Peu à peu, la confiance mutuelle est revenue et la municipalité a pu constater, avec l’annulation de 2003, que le Festival était pour elle un enjeu vital, ne serait-ce que parce qu’il attire plusieurs centaines de milliers de personnes en juillet. L’installation avignonnaise de Vincent Baudriller (dans une petite maison sur l’île de la Barthelasse) et d’Hortense Archambault (un appartement du centre ville), dès 2003, implantation locale prévue dans leur projet initial, n’est pas qu’un symbole : c’est finalement l’ensemble de l’administration du Festival, une trentaine de personnes, qui a pris racines à Avignon, transfert définitivement réglé au début
du second mandat, en 2008. À l’exception du service de presse, sous la direction de Rémi Fort, parisien par définition, le Festival est désormais entièrement piloté, géré, programmé, administré, produit, depuis Avignon. En 2006 comme en 2010, quand la question du renouvellement des directeurs du Festival s’est posée, au niveau national du chef de l’État et du ministre de la Culture, il est certain que le soutien local a pesé de tout son poids, Marie-José Roig ayant l’oreille de Jacques Chirac (qui a lancé sa campagne présidentielle en 2001 depuis Avignon). Si Olivier Py a dû patienter près de cinq ans avant de pouvoir entrevoir une nomination à la tête du Festival, alors qu’il bénéficiait de l’actif soutien des ministres de la Culture successifs, c’est que l’influence de la maire d’Avignon était décisive et que le duo Baudriller / Archambault profitait, à juste titre, de son investissement local.

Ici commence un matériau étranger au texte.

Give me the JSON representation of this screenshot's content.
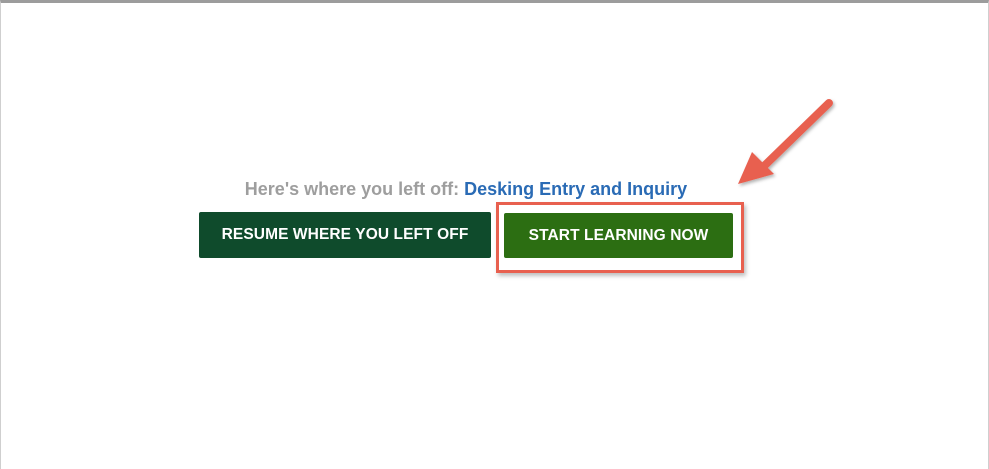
{
  "resume_section": {
    "prefix": "Here's where you left off:",
    "course_link": "Desking Entry and Inquiry"
  },
  "buttons": {
    "resume_label": "RESUME WHERE YOU LEFT OFF",
    "start_label": "START LEARNING NOW"
  },
  "annotation": {
    "arrow_icon": "arrow-pointer-icon",
    "highlight_color": "#e8604f"
  },
  "colors": {
    "resume_button": "#0f4b2c",
    "start_button": "#2c6e12",
    "link": "#2a6bb5",
    "prefix_text": "#9e9e9e"
  }
}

L’édition 2005, marquée par une querelle d’ampleur inattendue, place la direction du Festival devant une autre obligation d’urgence : son projet ne pourra perdurer et prendre sa consistance que s’il s’appuie sur la rencontre avec le public. Il s’agit de fidéliser différentes strates de publics en empathie avec le Festival. L’été 2005 a montré que l’enjeu était vital, car il est à peu près certain qu’une défection du public aurait entraîné la chute de la direction, donnant libre cours au catastrophisme d’un discours de rupture entre théâtre contemporain et public populaire. Or, c’est précisément à cette déliaison que ne se résout pas la direction d’Avignon, qui a mis en place des liens de mobilisation de différents cercles possibles de spectateurs. Nous sommes là au cœur du projet avignonnais : organiser la rencontre entre public populaire et innovation artistique.
Le premier noyau des spectateurs est avignonnais, du moins comtadin, soit environ deux mille personnes qui forment le socle du Festival, son ancrage local. L’enjeu va au-délà des ventes de places l’été durant. Il s’agit de la reconstitution de l’identité d’un public spécifique, le plus déterminant peut-être, laissé en jachère depuis les années 1970 et l’action de Paul Puaux – qui vivait lui-même à Avignon – à la tête d’un Festival qui se vivait également comme un centre culturel, avec sa dynamique locale propre.